As dejected as the Tribe nation was, the top of the eight provided another shot to make things right. Hideki Okajima was left in to face the top if the Tribe order. Back to back singles from Grady Sizemore and Asdrubal Cabrera chased the lefty in favor of Papelbon. The lights-out closer blew away Travis Hafner on three straight fastballs, the kind the 2004-2006 Pronk would have crushed. Victor Martinez had his shot and grounded out. With two out and two men still on, Ryan Garko had his shot. He battled and then crushed a fastball to deep right center. But close only counts in horseshoes and hand grenades. Jacoby Ellsbury ran it down about five feet from the wall. The Garko drive was a microcosm of the Cleveland Sports phenomenon - so close, yet so far away.

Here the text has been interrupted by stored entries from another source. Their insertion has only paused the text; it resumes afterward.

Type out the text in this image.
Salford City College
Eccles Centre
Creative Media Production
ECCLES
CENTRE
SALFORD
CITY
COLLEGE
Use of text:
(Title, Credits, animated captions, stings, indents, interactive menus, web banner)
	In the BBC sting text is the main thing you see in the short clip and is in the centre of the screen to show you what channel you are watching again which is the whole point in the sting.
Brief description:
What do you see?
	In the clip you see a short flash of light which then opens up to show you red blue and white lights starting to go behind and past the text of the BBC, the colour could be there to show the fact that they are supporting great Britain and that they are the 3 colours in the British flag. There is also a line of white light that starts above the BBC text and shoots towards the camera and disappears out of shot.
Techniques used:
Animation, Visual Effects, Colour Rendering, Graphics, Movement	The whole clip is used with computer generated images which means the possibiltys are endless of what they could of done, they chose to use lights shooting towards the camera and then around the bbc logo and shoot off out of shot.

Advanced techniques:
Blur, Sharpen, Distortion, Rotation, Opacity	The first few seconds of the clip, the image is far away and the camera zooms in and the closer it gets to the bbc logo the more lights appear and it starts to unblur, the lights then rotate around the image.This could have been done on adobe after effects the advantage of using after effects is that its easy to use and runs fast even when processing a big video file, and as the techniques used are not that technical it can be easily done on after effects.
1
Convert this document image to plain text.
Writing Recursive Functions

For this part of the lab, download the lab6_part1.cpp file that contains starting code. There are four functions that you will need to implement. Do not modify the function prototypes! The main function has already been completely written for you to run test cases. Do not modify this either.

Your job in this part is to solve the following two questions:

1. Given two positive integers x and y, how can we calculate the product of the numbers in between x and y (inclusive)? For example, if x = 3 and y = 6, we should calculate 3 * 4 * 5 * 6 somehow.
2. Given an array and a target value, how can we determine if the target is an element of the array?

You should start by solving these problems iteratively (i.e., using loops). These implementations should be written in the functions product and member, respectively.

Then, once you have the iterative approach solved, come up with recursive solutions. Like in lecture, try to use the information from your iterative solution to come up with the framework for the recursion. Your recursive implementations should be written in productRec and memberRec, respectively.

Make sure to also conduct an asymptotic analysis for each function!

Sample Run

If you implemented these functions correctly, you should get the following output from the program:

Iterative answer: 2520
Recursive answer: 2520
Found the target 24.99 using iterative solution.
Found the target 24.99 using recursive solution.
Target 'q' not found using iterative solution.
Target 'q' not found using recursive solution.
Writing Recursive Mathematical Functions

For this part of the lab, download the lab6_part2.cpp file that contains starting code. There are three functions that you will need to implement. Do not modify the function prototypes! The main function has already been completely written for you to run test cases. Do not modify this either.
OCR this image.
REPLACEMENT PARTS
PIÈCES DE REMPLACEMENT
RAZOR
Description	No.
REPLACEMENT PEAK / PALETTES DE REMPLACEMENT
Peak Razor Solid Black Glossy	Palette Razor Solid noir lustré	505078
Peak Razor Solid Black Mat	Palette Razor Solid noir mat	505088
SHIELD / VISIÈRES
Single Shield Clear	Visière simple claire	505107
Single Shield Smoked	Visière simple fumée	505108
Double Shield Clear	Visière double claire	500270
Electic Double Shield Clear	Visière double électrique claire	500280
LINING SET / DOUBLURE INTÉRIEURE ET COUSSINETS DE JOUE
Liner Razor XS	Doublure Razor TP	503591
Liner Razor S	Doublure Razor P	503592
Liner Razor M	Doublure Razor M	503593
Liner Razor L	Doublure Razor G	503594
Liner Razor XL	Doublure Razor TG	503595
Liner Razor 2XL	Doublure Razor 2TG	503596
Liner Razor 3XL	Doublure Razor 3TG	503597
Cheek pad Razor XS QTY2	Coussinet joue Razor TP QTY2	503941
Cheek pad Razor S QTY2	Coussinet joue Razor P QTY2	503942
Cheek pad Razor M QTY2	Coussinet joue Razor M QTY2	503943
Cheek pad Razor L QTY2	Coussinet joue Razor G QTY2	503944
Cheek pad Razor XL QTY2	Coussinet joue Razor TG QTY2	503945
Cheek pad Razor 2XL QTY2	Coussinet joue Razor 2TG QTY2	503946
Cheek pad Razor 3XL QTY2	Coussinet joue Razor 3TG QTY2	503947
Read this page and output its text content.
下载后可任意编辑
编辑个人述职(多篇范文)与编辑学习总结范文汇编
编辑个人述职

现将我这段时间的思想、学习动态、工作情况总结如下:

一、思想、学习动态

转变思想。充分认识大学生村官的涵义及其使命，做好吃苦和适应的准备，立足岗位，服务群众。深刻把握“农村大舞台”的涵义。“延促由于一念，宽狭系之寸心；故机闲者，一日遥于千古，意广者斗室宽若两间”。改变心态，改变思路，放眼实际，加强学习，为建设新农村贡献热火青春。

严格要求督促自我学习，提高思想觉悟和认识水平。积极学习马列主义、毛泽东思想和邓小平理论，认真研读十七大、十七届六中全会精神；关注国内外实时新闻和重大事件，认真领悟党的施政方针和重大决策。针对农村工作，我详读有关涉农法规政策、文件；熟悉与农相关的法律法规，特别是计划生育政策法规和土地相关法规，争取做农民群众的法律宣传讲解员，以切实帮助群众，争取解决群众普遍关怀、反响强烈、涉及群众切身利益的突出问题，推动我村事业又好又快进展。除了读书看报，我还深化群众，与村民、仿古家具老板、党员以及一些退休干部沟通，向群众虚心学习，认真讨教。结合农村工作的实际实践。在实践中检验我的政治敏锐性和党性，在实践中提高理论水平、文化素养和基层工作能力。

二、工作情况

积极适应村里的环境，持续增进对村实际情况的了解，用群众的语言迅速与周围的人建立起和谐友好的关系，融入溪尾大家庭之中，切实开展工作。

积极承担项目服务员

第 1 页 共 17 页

How many more bad breaks can one team get? Lets make a quick list of the Game Seven breaks and blunders so we can all see them together:

1. In the first inning, Jake Westbrook was essentially out of the inning unscathed as Manny Ramirez hit a ground ball right at shortstop Jhonny Peralta. The ball just so happens to hit the spot where the grass meets the dirt and skips over Peralta's head causing one run to score.

2. Kenny Lofton leads off the fifth inning by driving one off the Green Monster, Ramirez comes up with it and throws a strike to second where Lofton is called out. Replays show he is clearly safe. The next two Indians deliver hits and instead of scoring twice, the Tribe only gets one. if these two breaks go the Indians way, the score at that point is 3-2 Tribe instead of the other way around.

3. Joel Skinner holds Lofton at third when he clearly scores the tying run in the seventh, a blunder of mass proportions. Blake proceeds to ground into an inning ending double play on the next pitch.

4. Blake boots an easy grounder to start the bottom of the seventh allowing Lugo to reach base. Pedroia, the next batter, hits a two run homer.

5. Blake and Peralta crash into each other on a pop-up in the bottom of the eighth, allowing another runner to reach base. With two out and the score now 6-2, Pedroia again delivers a base-clearing double to put the game officially out of reach at 9-2. The play was 100% Peralta's to make and Blake got in his way.

All of this added up to an 11-2 Game Seven loss. Nice huh? It is such a shame for this group who battled all year long. For guys like Jake Westbrook who sacked up big-time in Game Seven, going Six strong innings and keeping the Indians alive until the game unraveled in the seventh. The kids like Garko, Rafael Perez, Asdrubal Cabrera, and Gutierrez who had to fight their way onto the roster and made the most of it by becoming integral parts of the team. Without these four kids, no way the Indians are in the playoffs, let alone one game from the World Series. The veterans like Trot Nixon and Joe Borowski who came to Cleveland for a shot at the big prize, were maligned all year but came up big in October when called upon. Mostly, its a shame for manager Eric Wedge who became a man this year, proving all the doubters (including me) wrong who said he couldn't manage this team to the playoffs. He stayed the course all year and kept this team focused and ready.

Lastly, its a shame for real Tribe fans like yours truly, who devoted so much time to this team this year. To watch it all go up in smoke is so disappointing. If I feel this way, I cannot imagine what it must feel like to be a player on the team. I'm so proud of this team, However. Almost nobody (outside of's Buster Olney) picked this team to go deep in the playoffs. Very few in this city believed (check the attendance numbers - the Indians barely drew 2.5 million). But the guys in that clubhouse did. And I'm proud of each and every one of them. I guess even you, Casey Blake.

The Cleveland Curse is alive and well. Sweet.